The note was dated January 11, 1920, and was for ninety days. The defense on behalf of the appellant was that the deceased had had no notice of dishonor or non-payment by the maker, therefore the indorser could not be held liable. The testimony showed that the note had been presented to the maker for payment, but we are satisfied from an examination of the record that no notice of dishonor had been given to the in-dorser, and he was therefore discharged from liability.

Section 3462, Rem. Comp. Stat. [P. C. § 4142], provides :

“Where the instrument is not payable on demand, presentment must be made on the day it falls due. Where it is payable on demand, presentment must be made within a reasonable time after its issue, except that in the case of a bill of exchange, presentment for payment will be sufficient if made within a reasonable time after the last negotiation thereof.”
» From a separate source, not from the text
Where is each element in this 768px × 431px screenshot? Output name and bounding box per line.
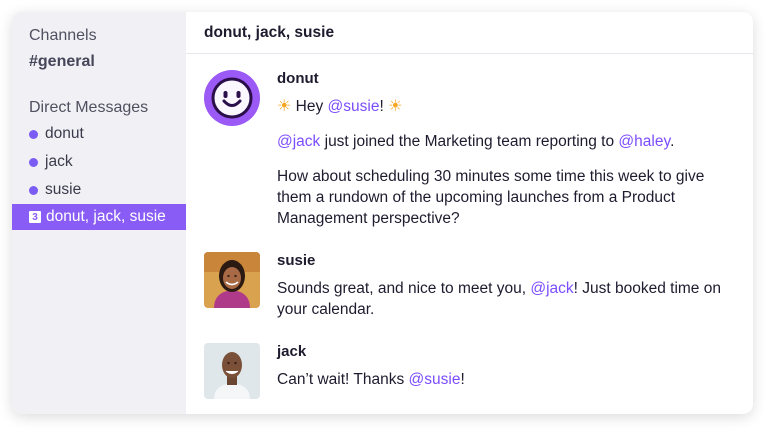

Section 3479, Rem. Comp. Stat. [P. C. § 4160], provides:

“Except as herein otherwise provided, when a negotiable instrument has been dishonored by nonacceptance or nonpayment, notice of dishonor must be given to the drawer and to each indorser, and any drawer or indorser to whom such notice is not given is discharged.”

It is claimed by the respondent that it was not necessary to give notice of the dishonor to the indorser, for the reason that the note' was made for the indorser’s accommodation. Section 3505, Rem. Comp. Stat. [P. C. § 4186], reads:

“Notice of dishonor is not required to be given to ah indorser in either of the following cases— . . . *1023. Where the instrument was made or accepted for his accommodation. ’ ’

Section 3471, Rem Comp. Stat. [P. C. § 4151], is:

“Presentation for payment is not required in order to charge an indorser where the instrument was made or accepted for his accommodation and he has no reason to expect that the instrument will be paid if presented. ’ ’

This claim is based upon the holding in Fosdick v. Government Mineral Springs Hotel Co., 115 Wash. 127, 196 Pac. 652, a case in which the maker of a note was insolvent at the time of its making, and it was therefore apparent that the indorser had “no reason to expect the instrument would be paid if presented.” The record does not disclose any such condition here. There is some slight evidence that at the time the note became due the maker was not in position to pay it and may have been insolvent, but the record is entirely barren of any evidence showing that, at the time the note was given, the maker was in that condition, and therefore the ruling in the Fosdick case has no applicability here. No notice of dishonor having been given to the indorser, it is unnecessary to discuss the question which is raised as to the admissibility of a transaction had with a deceased person, under § 1211, Rem. Comp. Stat. [P. C. § 7722].

The judgment is reversed and the action dismissed as to the appellant.

Main, C. J., Parker, Holcomb, and Tolmak, JJ., concur.